わずか500台の北米仕様後期型KPに4A-G型ターボ! ザ・リトル・スリーパー|84年式トヨタ スターレット Vol.1

いまアメリカの日本車好きたちは、「JDM」を合い言葉に新車、旧車、ドリフトにVIPと、境目のない交流を広げている。

「JDM」とはもともと「ジャパン・ドメスティック・マーケット」、つまり「日本国内仕様」という意味で、アメリカ人にとって輸入車となる日本車の、本国仕様のことを指す言葉だった。

しかし最近では広く日本車のカスタム文化全体を指すニュアンスを持ち始め、いまアメリカでは「JDM」の旗の下に、あらゆる日本車カスタムが集結し始めている。


 このスターレットのオーナー、ユージーン・ガルシアさんは、そんなJDM世界にどっぷり浸かっている一人だ。

普段の愛車はレクサスGS400で、それを「VIPスタイルにカスタム中」だと言っていたが、彼の本命のホビーカーは、このターボ化されたスターレットだ。

ベースとなったのは、アメリカでは非常に珍しい後期型。KPスターレット自体この地では珍しい存在なのだが、後期型は83〜84年の間の半年間、わずか500台程度しか輸入されなかったそうだ。

ユージーンさんはそんな希少車をフルオリジナルの状態で17年前に入手し、しばらく倉庫に保管。そして数年前にカスタムを決意し、このクルマを作り上げた。

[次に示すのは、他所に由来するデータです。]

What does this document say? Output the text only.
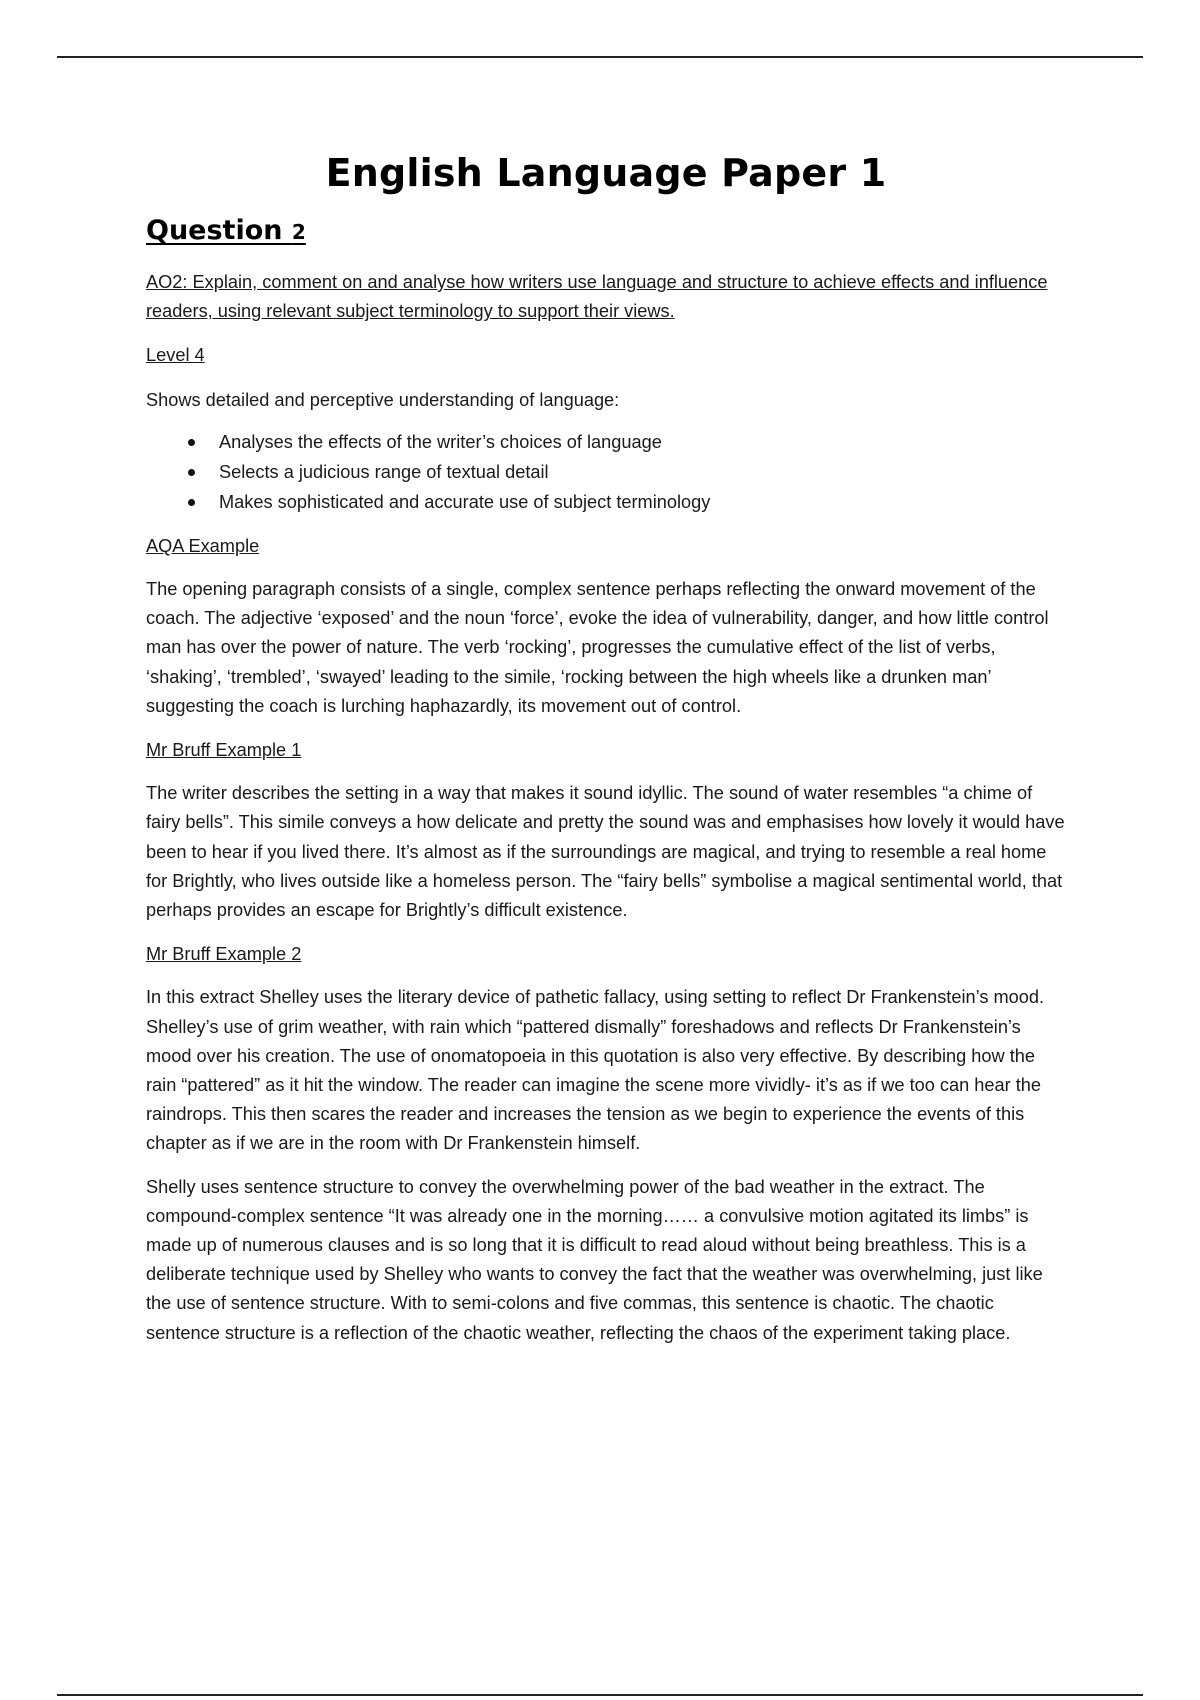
English Language Paper 1
Question 2

AO2: Explain, comment on and analyse how writers use language and structure to achieve effects and influence readers, using relevant subject terminology to support their views.

Level 4

Shows detailed and perceptive understanding of language:

Analyses the effects of the writer’s choices of language
Selects a judicious range of textual detail
Makes sophisticated and accurate use of subject terminology

AQA Example

The opening paragraph consists of a single, complex sentence perhaps reflecting the onward movement of the coach. The adjective ‘exposed’ and the noun ‘force’, evoke the idea of vulnerability, danger, and how little control man has over the power of nature. The verb ‘rocking’, progresses the cumulative effect of the list of verbs, ‘shaking’, ‘trembled’, ‘swayed’ leading to the simile, ‘rocking between the high wheels like a drunken man’ suggesting the coach is lurching haphazardly, its movement out of control.

Mr Bruff Example 1

The writer describes the setting in a way that makes it sound idyllic. The sound of water resembles “a chime of fairy bells”. This simile conveys a how delicate and pretty the sound was and emphasises how lovely it would have been to hear if you lived there. It’s almost as if the surroundings are magical, and trying to resemble a real home for Brightly, who lives outside like a homeless person. The “fairy bells” symbolise a magical sentimental world, that perhaps provides an escape for Brightly’s difficult existence.

Mr Bruff Example 2

In this extract Shelley uses the literary device of pathetic fallacy, using setting to reflect Dr Frankenstein’s mood. Shelley’s use of grim weather, with rain which “pattered dismally” foreshadows and reflects Dr Frankenstein’s mood over his creation. The use of onomatopoeia in this quotation is also very effective. By describing how the rain “pattered” as it hit the window. The reader can imagine the scene more vividly- it’s as if we too can hear the raindrops. This then scares the reader and increases the tension as we begin to experience the events of this chapter as if we are in the room with Dr Frankenstein himself.

Shelly uses sentence structure to convey the overwhelming power of the bad weather in the extract. The compound-complex sentence “It was already one in the morning…… a convulsive motion agitated its limbs” is made up of numerous clauses and is so long that it is difficult to read aloud without being breathless. This is a deliberate technique used by Shelley who wants to convey the fact that the weather was overwhelming, just like the use of sentence structure. With to semi-colons and five commas, this sentence is chaotic. The chaotic sentence structure is a reflection of the chaotic weather, reflecting the chaos of the experiment taking place.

AE111型が搭載する4A-G型用独立スロットルを流用して装着。エンジンスペースに合わせてサージタンクはワンオフで製作された。



ブレーキマスターバックはウィルウッド製に交換。



エンジンルームを見ればオーナーの手のかけ具合がわかるだろう。


色差し的に赤をチョイスしたTRD製バケットシート。合わせるハーネスはトムス製だ。


カタカナ刻印の旧モデルスピードスターに、これまた古いセンターキャップを合わせる。JDMベテランならではのチョイスだ。曇り一つない輝きに、オーナーの愛情を感じる。